Gelten folgende Sozialleistungen als Einkommen?

  • Arbeitslosengeld I: ja
  • Arbeitslosengeld II (“Hartz IV”): nein
  • BAföG: ja. Ausnahme: wenn das BAföG nur als Darlehen geleistet wird
  • Elterngeld: ja. Soweit es um die Zahlung von Kindesunterhalt geht, wird Elterngeld in voller Höhe als Einkommen angerechnet. Bei der Berechnung des Ehegattenunterhalts und des Unterhalts für die unverheiratete Kindesmutter dagegen bleibt ein Sockelbetrag von 300,- Euro anrechnungsfrei, § 11 BEEG.
  • Erziehungsgeld: Beim Unterhaltsberechtigten: ja. Beim Unterhaltspflichtigen: nur, soweit es um Unterhalt gegenüber minderjährigen oder privilegierten volljährigen Kindern geht.
  • HIV-Rente: nein (BGH NZFam 2018,885).
  • Kindergeld: Hier muss man unterscheiden: Beim Ehegattenunterhalt gilt Kindergeld nicht als Einkommen, und zwar weder beim Unterhaltspflichtigen noch beim Unterhaltsberechtigten. Beim Kindesunterhalt gilt Kindergeld als Einkommen des Kindes, und zwar zur Hälfte (102,- Euro) bei minderjährigen Kindern und in voller Höhe (204,- Euro) bei volljährigen Kindern.
  • Krankengeld: ja.
  • Mutterschaftsgeld: ja
  • Pflegegeld: wenn es an den Pflegebedürftigen gezahlt wird: nein. Wird es als Vergütung an die Pflegeperson gezahlt, zählt es bei dieser Person als Einkommen, bei häuslicher Pflege durch Familienangehörige aber nur zu 1/3 bis 1/2.

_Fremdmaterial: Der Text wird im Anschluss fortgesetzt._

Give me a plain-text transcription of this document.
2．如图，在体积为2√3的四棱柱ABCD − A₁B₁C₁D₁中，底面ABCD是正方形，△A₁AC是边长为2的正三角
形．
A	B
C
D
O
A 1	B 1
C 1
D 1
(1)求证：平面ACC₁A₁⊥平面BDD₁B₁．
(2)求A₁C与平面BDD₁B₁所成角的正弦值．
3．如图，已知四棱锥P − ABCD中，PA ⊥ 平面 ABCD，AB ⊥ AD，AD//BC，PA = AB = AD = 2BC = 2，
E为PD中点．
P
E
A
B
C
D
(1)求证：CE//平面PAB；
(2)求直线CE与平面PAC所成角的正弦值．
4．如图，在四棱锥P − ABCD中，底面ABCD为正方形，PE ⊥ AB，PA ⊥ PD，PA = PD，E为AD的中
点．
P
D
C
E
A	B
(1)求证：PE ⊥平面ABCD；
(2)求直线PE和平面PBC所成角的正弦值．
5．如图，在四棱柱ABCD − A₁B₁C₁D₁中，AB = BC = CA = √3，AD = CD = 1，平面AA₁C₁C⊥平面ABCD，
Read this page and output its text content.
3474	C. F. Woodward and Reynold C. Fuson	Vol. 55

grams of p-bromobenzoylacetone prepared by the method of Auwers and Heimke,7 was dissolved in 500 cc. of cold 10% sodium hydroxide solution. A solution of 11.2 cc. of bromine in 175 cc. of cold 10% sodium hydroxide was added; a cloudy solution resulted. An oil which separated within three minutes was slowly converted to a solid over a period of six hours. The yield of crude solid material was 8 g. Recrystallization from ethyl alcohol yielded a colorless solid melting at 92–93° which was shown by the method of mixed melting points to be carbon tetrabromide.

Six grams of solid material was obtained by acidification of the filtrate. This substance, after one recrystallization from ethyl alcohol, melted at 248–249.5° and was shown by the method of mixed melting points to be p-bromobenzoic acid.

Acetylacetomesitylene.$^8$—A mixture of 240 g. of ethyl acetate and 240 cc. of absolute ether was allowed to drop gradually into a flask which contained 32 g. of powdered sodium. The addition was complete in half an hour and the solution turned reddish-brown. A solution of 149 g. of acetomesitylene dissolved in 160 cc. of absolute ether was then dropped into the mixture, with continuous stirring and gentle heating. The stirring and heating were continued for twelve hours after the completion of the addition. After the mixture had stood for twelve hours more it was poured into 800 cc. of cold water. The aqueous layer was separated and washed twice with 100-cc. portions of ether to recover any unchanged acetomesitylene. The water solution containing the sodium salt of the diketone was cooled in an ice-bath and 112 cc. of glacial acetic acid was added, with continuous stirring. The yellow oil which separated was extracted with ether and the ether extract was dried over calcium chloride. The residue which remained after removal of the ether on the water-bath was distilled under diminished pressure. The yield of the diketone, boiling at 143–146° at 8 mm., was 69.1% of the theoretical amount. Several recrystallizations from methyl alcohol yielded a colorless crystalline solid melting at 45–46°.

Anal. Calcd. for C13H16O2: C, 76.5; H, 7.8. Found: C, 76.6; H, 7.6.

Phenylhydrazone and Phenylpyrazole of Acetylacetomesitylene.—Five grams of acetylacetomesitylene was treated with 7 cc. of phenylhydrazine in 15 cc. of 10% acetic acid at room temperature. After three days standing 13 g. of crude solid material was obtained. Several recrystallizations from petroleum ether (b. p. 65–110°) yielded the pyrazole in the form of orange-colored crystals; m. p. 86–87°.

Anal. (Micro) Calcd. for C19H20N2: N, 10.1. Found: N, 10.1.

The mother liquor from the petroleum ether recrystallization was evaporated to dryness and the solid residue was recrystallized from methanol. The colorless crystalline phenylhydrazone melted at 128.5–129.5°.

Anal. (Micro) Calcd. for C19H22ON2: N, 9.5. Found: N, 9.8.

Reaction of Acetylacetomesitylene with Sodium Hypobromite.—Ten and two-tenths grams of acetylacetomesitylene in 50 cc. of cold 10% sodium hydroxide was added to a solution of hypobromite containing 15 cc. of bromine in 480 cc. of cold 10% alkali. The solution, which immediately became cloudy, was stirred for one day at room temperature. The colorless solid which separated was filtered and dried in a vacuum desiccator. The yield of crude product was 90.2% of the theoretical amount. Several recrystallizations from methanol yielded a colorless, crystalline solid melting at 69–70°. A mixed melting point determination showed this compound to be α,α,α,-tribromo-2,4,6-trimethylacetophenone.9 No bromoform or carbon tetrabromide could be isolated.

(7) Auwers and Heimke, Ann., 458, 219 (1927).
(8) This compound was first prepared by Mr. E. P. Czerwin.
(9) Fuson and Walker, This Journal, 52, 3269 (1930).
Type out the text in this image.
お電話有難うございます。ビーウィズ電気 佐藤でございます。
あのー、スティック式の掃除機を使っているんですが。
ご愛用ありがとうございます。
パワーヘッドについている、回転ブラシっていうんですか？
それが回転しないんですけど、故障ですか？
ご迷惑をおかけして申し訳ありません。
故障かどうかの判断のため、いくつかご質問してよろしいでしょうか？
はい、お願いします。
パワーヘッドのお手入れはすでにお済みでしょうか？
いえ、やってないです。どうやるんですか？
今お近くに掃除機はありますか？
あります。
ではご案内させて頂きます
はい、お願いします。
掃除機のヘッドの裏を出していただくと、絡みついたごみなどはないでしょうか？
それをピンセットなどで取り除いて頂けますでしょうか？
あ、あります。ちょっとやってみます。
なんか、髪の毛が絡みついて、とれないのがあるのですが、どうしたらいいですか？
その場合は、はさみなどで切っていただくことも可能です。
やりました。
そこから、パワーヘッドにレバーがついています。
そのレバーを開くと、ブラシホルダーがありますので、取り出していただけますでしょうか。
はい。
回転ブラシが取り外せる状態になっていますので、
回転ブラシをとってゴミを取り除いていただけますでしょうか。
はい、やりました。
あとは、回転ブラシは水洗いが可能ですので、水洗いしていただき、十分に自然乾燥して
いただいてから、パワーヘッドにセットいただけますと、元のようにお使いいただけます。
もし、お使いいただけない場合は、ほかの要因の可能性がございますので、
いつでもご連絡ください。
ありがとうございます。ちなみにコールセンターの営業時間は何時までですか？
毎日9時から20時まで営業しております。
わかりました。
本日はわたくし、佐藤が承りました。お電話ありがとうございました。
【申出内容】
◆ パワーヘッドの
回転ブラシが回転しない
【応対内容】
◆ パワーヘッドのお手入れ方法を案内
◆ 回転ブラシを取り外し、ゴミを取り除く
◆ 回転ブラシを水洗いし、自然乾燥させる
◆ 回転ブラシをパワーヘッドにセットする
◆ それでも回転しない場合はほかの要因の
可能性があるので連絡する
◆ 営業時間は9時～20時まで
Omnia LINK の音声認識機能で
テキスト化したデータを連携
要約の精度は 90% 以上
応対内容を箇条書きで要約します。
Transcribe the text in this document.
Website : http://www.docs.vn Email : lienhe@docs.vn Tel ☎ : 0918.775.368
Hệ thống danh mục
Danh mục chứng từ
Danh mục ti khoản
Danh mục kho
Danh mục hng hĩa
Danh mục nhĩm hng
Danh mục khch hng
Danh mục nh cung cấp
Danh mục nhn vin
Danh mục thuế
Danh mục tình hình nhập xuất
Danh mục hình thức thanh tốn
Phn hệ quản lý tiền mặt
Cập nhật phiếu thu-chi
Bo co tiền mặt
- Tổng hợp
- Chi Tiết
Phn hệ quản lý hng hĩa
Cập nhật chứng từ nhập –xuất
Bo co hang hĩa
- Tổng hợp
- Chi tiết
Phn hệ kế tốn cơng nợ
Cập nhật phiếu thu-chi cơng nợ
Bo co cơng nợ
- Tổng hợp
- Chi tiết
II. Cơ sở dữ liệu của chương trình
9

  • Renten (Altersrente, Berufsunfähigkeitsrente, Verletztenrente, Unfallrente): ja. Bei einer Verletzten- oder Unfallrente können aber die konkreten Mehrkosten für Krankenpflege, Medikamente, Hilfsmittel etc. abgezogen werden. Zu Renten aus einer Privatrente, die erst nach der Scheidung abgeschlossen wurde: BGH FamRZ 2015,417.
  • Sozialhilfe: nein.
  • Wohngeld: ja, aber: Wohngeld ist kein Einkommen, soweit es erhöhte Wohnkosten abgelten soll, was i.d.R. beim Bezug von Wohngeld der Fall ist.